Putting The Oxygen Mask On Yourself First

Everyone is well aware of the importance of filling your own cup first or you will end up with nothing to give to others. Yet for some reason, something holds you back from taking care of your own basic needs.

“What would people think of me?” I ask myself. Am I afraid people will start to dislike me and will I lose the love and connection I have with people?

The reality is people will judge you left and right. Those who truly love you will continue to stick by your side no matter what. Is it difficult? Yes. It may be difficult for them to understand at first what is going on but they will adjust to the new you. Growing up I was taught to put others first. Truth is, when this is practiced continually it becomes a habit to negate your own personal needs. Unconsciously this implies that your needs and wants are not as important as others, which can lead us to believe we are not worthy. When you neglect your needs you can begin to feel resentful and depressed.

When we are preoccupied by a drive to be productive or helpful, it’s valuable to look at what’s pushing us. Are we doing what we do because it makes us or the people we care about happy? Or are we driven by something else? Many of us have an inner critic that tells us we have to achieve certain objectives to be acceptable or worthy. Socially and personally. This particular harsh internal coach tends to attack me from all angles and reinforce the idea that anything I do for myself is selfish. When we’re listening to this voice, it’s easy to lose track of what’s really going on around us. Are we living our lives the way we want? Are we really doing justice to the people around us by being present and feeling good? This little inner voice may seem so insignificant but it is such a critical element and a huge distraction that affects our mood and behavior, and it can often be at the helm of an unrealistic desire to be “perfect” and always put others first.

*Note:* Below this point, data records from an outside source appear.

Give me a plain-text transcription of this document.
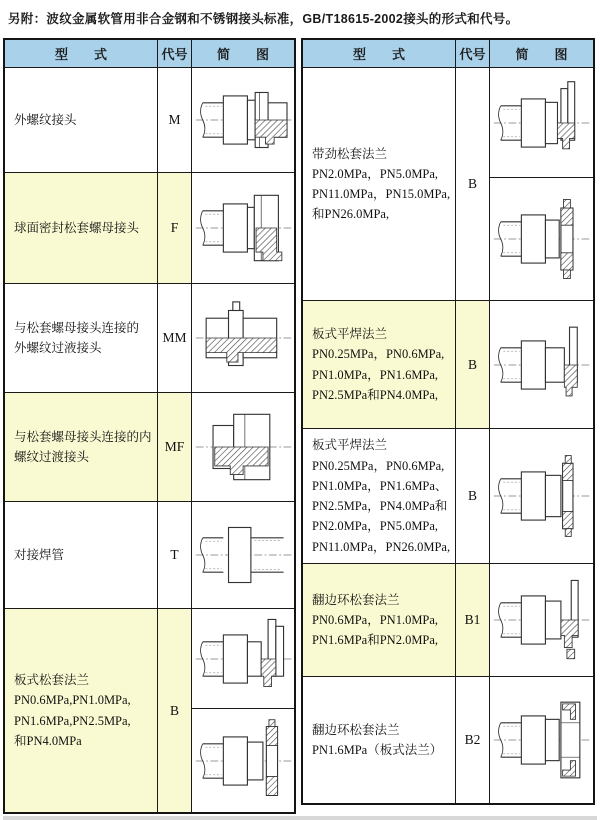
另附：波纹金属软管用非合金钢和不锈钢接头标准，GB/T18615-2002接头的形式和代号。
型　　式	代号	简　　图

外螺纹接头	M	

球面密封松套螺母接头	F	

与松套螺母接头连接的
外螺纹过液接头	MM	

与松套螺母接头连接的内
螺纹过渡接头	MF	

对接焊管	T	

板式松套法兰
PN0.6MPa,PN1.0MPa,
PN1.6MPa,PN2.5MPa,
和PN4.0MPa	B	

型　　式	代号	简　　图

带劲松套法兰
PN2.0MPa，PN5.0MPa,
PN11.0MPa，PN15.0MPa,
和PN26.0MPa,	B	

板式平焊法兰
PN0.25MPa，PN0.6MPa,
PN1.0MPa，PN1.6MPa,
PN2.5MPa和PN4.0MPa,	B	

板式平焊法兰
PN0.25MPa，PN0.6MPa,
PN1.0MPa，PN1.6MPa、
PN2.5MPa，PN4.0MPa和
PN2.0MPa，PN5.0MPa,
PN11.0MPa，PN26.0MPa,
	B	

翻边环松套法兰
PN0.6MPa，PN1.0MPa,
PN1.6MPa和PN2.0MPa,	B1	

翻边环松套法兰
PN1.6MPa（板式法兰）	B2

Personally, it has taken me roughly 25 years of my life to realize that self-care means honoring your body, mind and spirit. Making it a priority to take care of your physical, mental, emotional and spiritual needs. It’s not feeling guilty or selfish for taking time out to recharge my battery and take care of my basic needs.

You know the feeling you get when something isn’t right or something is off? That’s your call to action to get in touch with yourself. To follow your nudges and listen to what your body and mind need and act accordingly to find balance in life again. Spend some time alone away from the social distractions and noise so that you can listen to your own thoughts and voice. What’s really important?

I often find myself losing touch with the grand passions and tiny quirks that make me who I am, thus diminishing the quality of my life. We live in a culture where it’s been drilled into us that bigger is better, where a lifestyle is created and based on looking good instead of feeling good – wealth over health. I am here learning. Learning how to nourish myself, that is the highest return on investment I can ever make – a far greater investment than any expensive watch or sports car I could ever own. So move forward.

And there’s nothing that makes moving forward easy.  There is no magic pill that dissolves the guilt you feel – misplaced as it is – when you do something solely for yourself.  This is the crux of the issue though. Until you accept that there is nothing wrong with putting your needs first then nothing ever changes.

We don’t need permission to take.  We don’t need permission to receive.  It’s there for us to take.  We are no more or less deserving than anyone else in our world.  And I promise you this: until you learn to give to yourself first, then you will constantly be depleting yourself.  You will leach and leak and you will be left lacking.


My failure to stop and check in with myself and make time for the things that are meaningful to me has increased my stress. Mine before yours. Journaling is one of the few things that relives my stress. Expressive writing, which is when you write about a traumatic or stressful event to try and better understand the emotions associated with it, as well as try and make sense and meaning of whatever happened, has been found to be an effective method. My ability to put on paper the things that I do is by far the easiest way for me to catch my breath. So here I am, finding the oxygen mask yet again — and yes, putting it on myself first.